Audubon aspires to 1.2 million members (up from about 500,000 today) in five years. But to what end? “To increase our effectiveness at bringing about change through the government process,” says Berle. Size, it might be argued, translates into more money for lobbyists, more letters to legislators and, especially, more money for court battles - the scene of many green victories. But “if you are small,” argues Nathaniel Reed, a former Audubon director who served as assistant secretary of the Interior from 1971 to 1977, “you are forced to ask what you want to do and to do it very well.”
Two recent victories support his view. The Environmental Defense Fund (150,000 members) pioneered a market-oriented approach to pollution that became the backbone for the acid-rain provisions of the 1990 Clean Air Act reauthorization. And an alliance between NRDC (168,000 members) and California utilities to emphasize energy conservation rather than higher kilowatt sales will do more to mitigate the greenhouse effect than all the bills going nowhere in Congress. These successes had nothing to do with flooding legislators with letters and everything to do with the brains and energy of NRDC and EDF staffers.
To rejuvenate the society’s image, Berle fired Les Line, for 25 years the editor of Audubon, and last March named as interim editor Malcolm Abrams, former managing editor of the supermarket tabloid Star.
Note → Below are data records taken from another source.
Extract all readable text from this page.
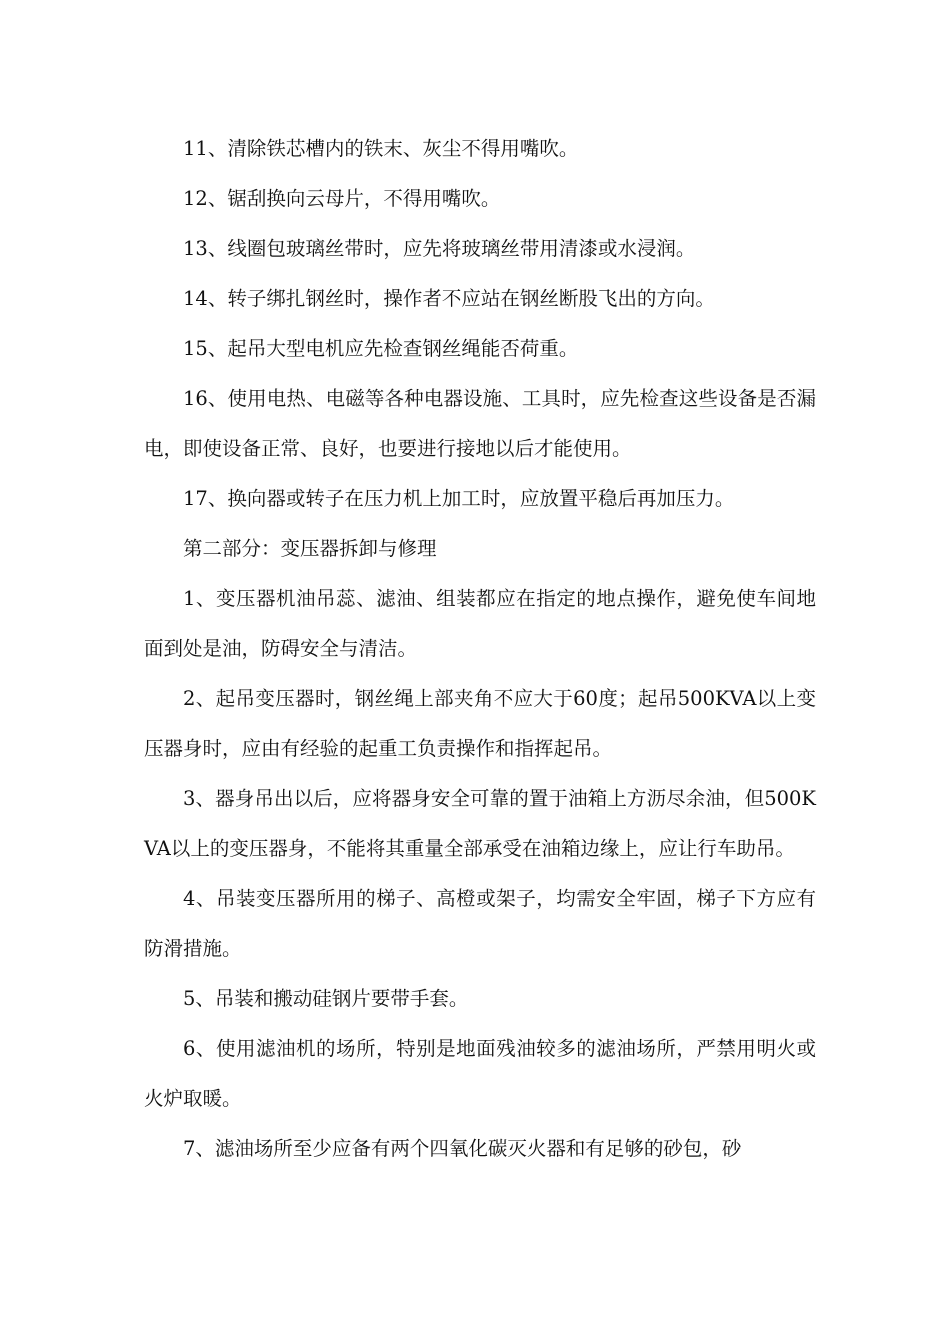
11、清除铁芯槽内的铁末、灰尘不得用嘴吹。

12、锯刮换向云母片，不得用嘴吹。

13、线圈包玻璃丝带时，应先将玻璃丝带用清漆或水浸润。

14、转子绑扎钢丝时，操作者不应站在钢丝断股飞出的方向。

15、起吊大型电机应先检查钢丝绳能否荷重。

16、使用电热、电磁等各种电器设施、工具时，应先检查这些设备是否漏电，即使设备正常、良好，也要进行接地以后才能使用。

17、换向器或转子在压力机上加工时，应放置平稳后再加压力。

第二部分：变压器拆卸与修理

1、变压器机油吊蕊、滤油、组装都应在指定的地点操作，避免使车间地面到处是油，防碍安全与清洁。

2、起吊变压器时，钢丝绳上部夹角不应大于60度；起吊500KVA以上变压器身时，应由有经验的起重工负责操作和指挥起吊。

3、器身吊出以后，应将器身安全可靠的置于油箱上方沥尽余油，但500KVA以上的变压器身，不能将其重量全部承受在油箱边缘上，应让行车助吊。

4、吊装变压器所用的梯子、高橙或架子，均需安全牢固，梯子下方应有防滑措施。

5、吊装和搬动硅钢片要带手套。

6、使用滤油机的场所，特别是地面残油较多的滤油场所，严禁用明火或火炉取暖。

7、滤油场所至少应备有两个四氧化碳灭火器和有足够的砂包，砂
Abrams says he’d like to use writers such as Kurt Vonnegut and Carl Bernstein, and warned that Audubon cannot “present itself as a journal about remote pristine landscapes, or turtles in fields of pansies” (the May cover). Longtime admirers such as William Least Heat Moon, author of “Blue Highways,” see this as “People-ization” that may turn it into “a glittering piece of trash.” Frequent contributors worry about being politically correct on environmental issues and in tune with the society’s positions as Audubon becomes a house organ.
The great green hope of the movement may lie less with the big nationals than with local groups. Audubon’s 512 chapters continue to mix it up, often successfully, with developers and polluters. (And many had the sense to reject the blue flag and keep the egret.) It has almost gotten to the point where the environmental agenda will succeed despite, not because of, the large national groups.